Derek, you mentioned in one of the comments that you want to use a single malloc. That means that you know how many nonempty elements you have. Given this, tt is possible to store the sparse matrix in an array which holds, per element, the value of the matrix element and the "location delta" to the next element. Something like:
struct melem {
int value; // value of data
int offset; // offset to next element
}
struct melem matrix[num_nonempty_elements];
...
// Note: this is pseudocode!
matrix[row*COLS + col].value = a[row][col];
matrix[row*COLS + col].offset = (row*COLS + col)_[i] - (row*COLS + col)_[i-1];
EDIT: Thinking about it, this is pretty similar to the linked list approach, but requires 1 allocation. OTOH, it may require more calculation to access the required cell.
I would implement this as a ragged array, with A[n][0] always returning the element on the diagonal. A[n][1] will return the item just to the right of the diagonal, A[n][2] will return the item to the left of the diagonal, and so.

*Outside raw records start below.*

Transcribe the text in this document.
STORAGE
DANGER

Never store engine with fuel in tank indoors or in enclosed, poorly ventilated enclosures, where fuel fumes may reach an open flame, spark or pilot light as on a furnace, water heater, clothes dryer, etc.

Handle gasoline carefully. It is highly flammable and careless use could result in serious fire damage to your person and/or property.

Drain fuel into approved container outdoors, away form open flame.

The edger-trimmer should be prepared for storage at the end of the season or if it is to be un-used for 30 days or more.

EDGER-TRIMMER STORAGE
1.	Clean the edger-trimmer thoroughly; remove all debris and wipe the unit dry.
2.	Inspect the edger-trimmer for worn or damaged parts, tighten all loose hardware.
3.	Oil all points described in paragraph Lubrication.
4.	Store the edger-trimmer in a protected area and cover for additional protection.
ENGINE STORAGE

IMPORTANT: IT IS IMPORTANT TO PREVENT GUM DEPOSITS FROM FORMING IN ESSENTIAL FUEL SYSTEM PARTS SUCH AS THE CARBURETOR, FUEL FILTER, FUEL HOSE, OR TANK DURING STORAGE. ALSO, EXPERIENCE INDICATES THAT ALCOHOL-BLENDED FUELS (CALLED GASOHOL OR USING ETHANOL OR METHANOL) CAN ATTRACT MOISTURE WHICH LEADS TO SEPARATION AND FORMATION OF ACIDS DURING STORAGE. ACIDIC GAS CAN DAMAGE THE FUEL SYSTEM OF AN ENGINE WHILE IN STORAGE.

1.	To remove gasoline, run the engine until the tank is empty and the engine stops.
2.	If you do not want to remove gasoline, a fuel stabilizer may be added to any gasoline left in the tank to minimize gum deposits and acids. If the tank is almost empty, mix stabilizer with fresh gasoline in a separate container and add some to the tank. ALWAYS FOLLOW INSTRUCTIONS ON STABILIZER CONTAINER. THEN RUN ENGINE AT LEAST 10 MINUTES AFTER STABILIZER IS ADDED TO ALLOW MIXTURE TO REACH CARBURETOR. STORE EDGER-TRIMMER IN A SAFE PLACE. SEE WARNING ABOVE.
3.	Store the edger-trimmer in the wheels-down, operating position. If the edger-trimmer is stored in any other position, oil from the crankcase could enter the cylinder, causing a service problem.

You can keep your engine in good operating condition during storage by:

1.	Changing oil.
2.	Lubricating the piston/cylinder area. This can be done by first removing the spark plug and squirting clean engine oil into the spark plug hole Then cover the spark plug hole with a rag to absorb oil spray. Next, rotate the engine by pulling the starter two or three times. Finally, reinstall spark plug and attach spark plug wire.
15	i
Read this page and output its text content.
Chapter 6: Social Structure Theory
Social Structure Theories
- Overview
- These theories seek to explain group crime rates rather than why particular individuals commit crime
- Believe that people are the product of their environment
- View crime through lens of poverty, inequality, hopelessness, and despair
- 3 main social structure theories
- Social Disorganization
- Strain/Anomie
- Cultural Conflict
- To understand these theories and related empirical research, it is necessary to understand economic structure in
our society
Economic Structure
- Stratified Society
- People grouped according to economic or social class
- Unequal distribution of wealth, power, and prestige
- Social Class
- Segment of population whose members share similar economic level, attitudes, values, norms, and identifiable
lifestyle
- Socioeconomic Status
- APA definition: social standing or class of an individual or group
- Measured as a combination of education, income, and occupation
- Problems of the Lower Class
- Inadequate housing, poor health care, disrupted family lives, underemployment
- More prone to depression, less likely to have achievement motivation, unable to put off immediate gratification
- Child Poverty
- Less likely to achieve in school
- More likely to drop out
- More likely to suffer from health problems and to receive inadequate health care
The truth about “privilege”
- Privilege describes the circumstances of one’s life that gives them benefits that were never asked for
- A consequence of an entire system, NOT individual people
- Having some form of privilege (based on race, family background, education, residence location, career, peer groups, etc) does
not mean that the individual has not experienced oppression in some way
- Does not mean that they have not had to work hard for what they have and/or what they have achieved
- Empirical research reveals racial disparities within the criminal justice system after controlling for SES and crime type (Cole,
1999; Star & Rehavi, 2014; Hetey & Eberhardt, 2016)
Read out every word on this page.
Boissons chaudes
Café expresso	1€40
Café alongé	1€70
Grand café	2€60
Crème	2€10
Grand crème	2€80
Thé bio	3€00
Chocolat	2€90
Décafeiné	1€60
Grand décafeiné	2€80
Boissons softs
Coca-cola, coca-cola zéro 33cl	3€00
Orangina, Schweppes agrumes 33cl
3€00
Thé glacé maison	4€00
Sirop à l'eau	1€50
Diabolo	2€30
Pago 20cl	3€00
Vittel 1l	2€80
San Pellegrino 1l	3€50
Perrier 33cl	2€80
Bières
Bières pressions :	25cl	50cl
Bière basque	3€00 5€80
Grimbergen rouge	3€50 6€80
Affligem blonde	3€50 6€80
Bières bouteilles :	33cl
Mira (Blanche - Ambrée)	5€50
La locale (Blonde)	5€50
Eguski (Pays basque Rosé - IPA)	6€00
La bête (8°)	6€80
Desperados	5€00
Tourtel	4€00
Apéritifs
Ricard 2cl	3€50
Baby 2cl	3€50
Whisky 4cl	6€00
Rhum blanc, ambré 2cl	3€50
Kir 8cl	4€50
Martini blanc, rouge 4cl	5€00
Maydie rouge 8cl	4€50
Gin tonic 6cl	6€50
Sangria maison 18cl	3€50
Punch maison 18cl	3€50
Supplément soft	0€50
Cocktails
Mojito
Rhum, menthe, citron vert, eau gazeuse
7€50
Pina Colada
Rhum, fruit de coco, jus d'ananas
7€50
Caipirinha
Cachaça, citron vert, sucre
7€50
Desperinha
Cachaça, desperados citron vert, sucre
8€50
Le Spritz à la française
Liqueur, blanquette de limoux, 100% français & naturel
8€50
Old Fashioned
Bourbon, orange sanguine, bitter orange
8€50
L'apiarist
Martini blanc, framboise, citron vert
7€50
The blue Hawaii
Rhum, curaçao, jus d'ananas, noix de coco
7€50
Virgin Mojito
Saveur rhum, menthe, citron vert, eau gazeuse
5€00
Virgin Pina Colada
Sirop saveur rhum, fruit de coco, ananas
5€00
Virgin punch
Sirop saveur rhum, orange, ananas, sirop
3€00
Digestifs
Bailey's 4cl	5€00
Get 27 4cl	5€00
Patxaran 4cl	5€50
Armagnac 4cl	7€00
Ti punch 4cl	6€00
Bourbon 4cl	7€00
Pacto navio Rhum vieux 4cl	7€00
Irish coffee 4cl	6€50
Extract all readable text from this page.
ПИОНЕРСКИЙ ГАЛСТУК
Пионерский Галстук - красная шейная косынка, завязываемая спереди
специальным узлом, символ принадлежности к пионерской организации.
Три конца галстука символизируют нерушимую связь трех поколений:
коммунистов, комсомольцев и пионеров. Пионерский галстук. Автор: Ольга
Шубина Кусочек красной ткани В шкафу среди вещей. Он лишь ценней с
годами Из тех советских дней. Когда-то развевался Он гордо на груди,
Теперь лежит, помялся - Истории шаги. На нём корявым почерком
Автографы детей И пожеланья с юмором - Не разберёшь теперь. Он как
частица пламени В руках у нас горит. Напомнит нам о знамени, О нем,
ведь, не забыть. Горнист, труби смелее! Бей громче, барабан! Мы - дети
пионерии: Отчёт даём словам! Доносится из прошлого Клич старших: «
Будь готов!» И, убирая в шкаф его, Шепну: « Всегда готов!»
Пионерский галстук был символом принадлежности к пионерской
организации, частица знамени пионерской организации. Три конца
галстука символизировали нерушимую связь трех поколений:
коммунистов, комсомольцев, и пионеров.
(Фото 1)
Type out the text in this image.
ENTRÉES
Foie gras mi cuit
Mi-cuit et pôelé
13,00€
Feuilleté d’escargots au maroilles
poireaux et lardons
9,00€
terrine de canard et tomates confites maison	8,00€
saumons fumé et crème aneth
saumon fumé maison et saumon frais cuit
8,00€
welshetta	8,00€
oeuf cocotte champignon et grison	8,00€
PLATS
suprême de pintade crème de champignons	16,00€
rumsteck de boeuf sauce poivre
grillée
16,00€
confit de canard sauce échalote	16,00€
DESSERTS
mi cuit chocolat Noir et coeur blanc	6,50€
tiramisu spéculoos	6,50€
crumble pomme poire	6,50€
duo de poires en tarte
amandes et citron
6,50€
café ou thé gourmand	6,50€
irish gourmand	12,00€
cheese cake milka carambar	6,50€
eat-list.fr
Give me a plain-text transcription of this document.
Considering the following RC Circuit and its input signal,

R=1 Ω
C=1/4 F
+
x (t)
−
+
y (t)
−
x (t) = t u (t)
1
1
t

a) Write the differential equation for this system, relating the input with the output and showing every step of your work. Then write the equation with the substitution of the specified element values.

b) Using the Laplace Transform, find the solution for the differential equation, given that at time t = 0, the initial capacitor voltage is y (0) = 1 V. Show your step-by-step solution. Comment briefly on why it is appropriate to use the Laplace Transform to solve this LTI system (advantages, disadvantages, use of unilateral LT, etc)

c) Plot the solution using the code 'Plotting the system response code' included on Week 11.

Then, you just need a function that maps matrix index [i,j] to ragged array index[r][s].
This has the advantage of sparsity, and if your values stay close to the diagonal the arrays are not very long.
Alternatively, you could have this definition:
struct Row
{
int InitialOffset;
int NumElements;
int[] Values;
}
Then you would have a Row[]. Retrieving a value based on matrix index would look like this:
//matrix is merely an array of rows...
int GetValue(*matrix this, int i, int j)
{
Row CurrentRow = (*this)[i];
if (CurrentRow.InitialOffset > j)
return 0;
else if (CurrentRow.InitialOffset + CurrentRow.NumElements < j)
return 0;
return CurrentRow.Values[j - CurrentRow.InitialOffset]
}
My C syntax is a little hazy, but you should get the idea.
Based on your demonstration, I would recommend this:
struct Matrix
{
int[,] Data
int[] StartOffset;
int[] NumberElements;
}
Used as follows...
int GetValue(*Matrix this, int i, int j)
{
if (this.StartOffset[i] > j)
return 0;
else if (this.StartOffset[i] + this.NumberElements[i] < j)
return 0;
return this.Data[i, j-this.StartOffset[i]];
}
Your initialization procedure would look something like this
//Data is a struct that holds row index, col index, and value
Matrix* InitMatrix (*Data values, int numVals)
{
//loop through values to find longest row and number of rows
//create new matrix, malloc matrix for longrow * numRows
//malloc numrows elements for StartOffset and NumItems
//foreach row, find min() and max()-min() of col indexs and
//store in StartOffset and NumItems
}
You need to do some processing, but data compression isn't cheap.
An alternate approach is to use a linked structure (very efficient if the matrix very sparse, not so good as it gets more filled). I hinted at the implementation in a earlier answer.
I you are going to go with the continuous run implementation, I'm not sure that you really want/need to use equal lengths rows. Why not use a ragged array?